Bayern leidet unter einer ausgeprägten Dürresituation, die vor allem den Süden und Osten des Freistaats erfasst hat. Der aktuelle UFZ Dürremonitor zeigt für weite Teile Bayerns rote bis dunkelrote Bereiche, die auf schwere bis außergewöhnliche Dürre hinweisen. Besonders dramatisch ist die Lage in Ostbayern und den Alpenregionen.

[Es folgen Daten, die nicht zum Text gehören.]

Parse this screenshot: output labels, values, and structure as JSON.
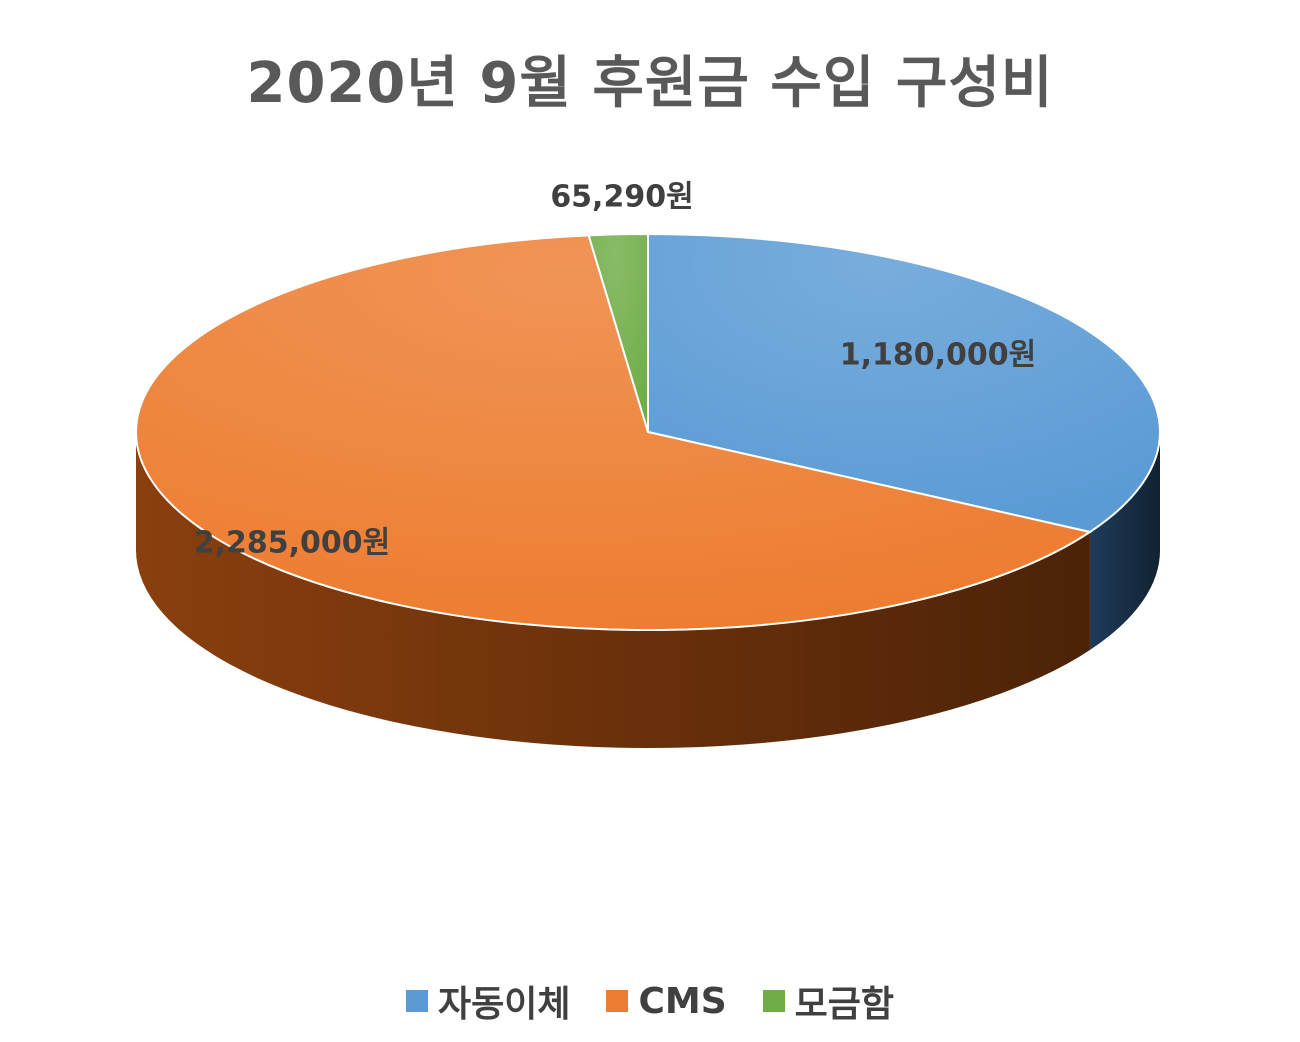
{
  "chart_data": {
    "type": "pie",
    "title": "2020년 9월 후원금 수입 구성비",
    "slices": [
      {
        "name": "자동이체",
        "value": 1180000,
        "label": "1,180,000원",
        "color": "#5B9BD5",
        "side_color": "#1F3C5A"
      },
      {
        "name": "CMS",
        "value": 2285000,
        "label": "2,285,000원",
        "color": "#ED7D31",
        "side_color": "#8A3F0E"
      },
      {
        "name": "모금함",
        "value": 65290,
        "label": "65,290원",
        "color": "#70AD47",
        "side_color": "#2E4D1C"
      }
    ],
    "legend_position": "bottom"
  }
}
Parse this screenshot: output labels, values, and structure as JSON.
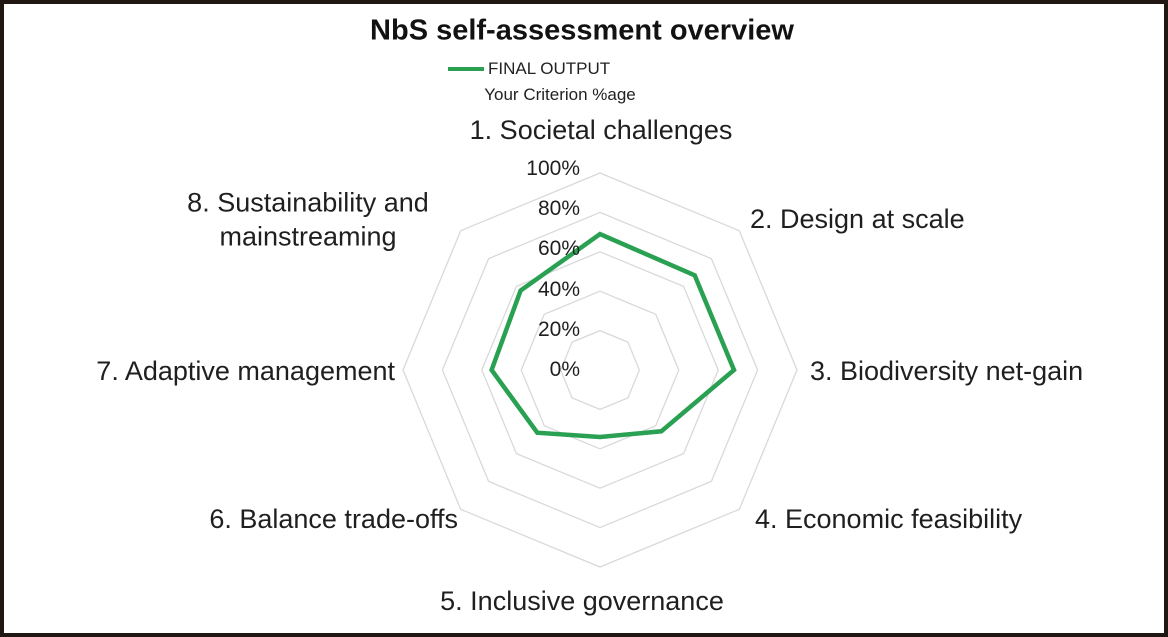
{
  "frame": {
    "border_color": "#211712",
    "background": "#ffffff"
  },
  "chart_data": {
    "type": "radar",
    "title": "NbS self-assessment overview",
    "legend": {
      "series_label": "FINAL OUTPUT",
      "subtitle": "Your Criterion %age",
      "position": "top-center"
    },
    "categories": [
      "1. Societal challenges",
      "2. Design at scale",
      "3. Biodiversity net-gain",
      "4. Economic feasibility",
      "5. Inclusive governance",
      "6. Balance trade-offs",
      "7. Adaptive management",
      "8. Sustainability and mainstreaming"
    ],
    "series": [
      {
        "name": "FINAL OUTPUT",
        "color": "#2aa152",
        "unit": "%",
        "values": [
          69,
          68,
          68,
          44,
          34,
          45,
          55,
          57
        ]
      }
    ],
    "radial_axis": {
      "min": 0,
      "max": 100,
      "tick_labels": [
        "0%",
        "20%",
        "40%",
        "60%",
        "80%",
        "100%"
      ],
      "grid_rings": true,
      "spokes": false
    },
    "style": {
      "grid_color": "#d9d9d9",
      "text_color": "#1f1f1f",
      "line_width": 4.5
    }
  }
}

Die Karte des UFZ Helmholtz-Zentrums für Umweltforschung offenbart ein besorgniserregendes Bild: Während der äußerste Nordwesten Bayerns noch vereinzelt gelbe Bereiche mit moderater Trockenheit aufweist, dominieren im Rest des Bundeslandes orange bis dunkelrote Färbungen. Besonders kritisch ist die Situation in Niederbayern, der Oberpfalz und Oberbayern, wo großflächig dunkelrote Gebiete eine außergewöhnliche Dürre anzeigen. Auch Schwaben und Mittelfranken sind stark von der Trockenheit betroffen, während Oberfranken und Unterfranken etwas glimpflicher davongekommen sind.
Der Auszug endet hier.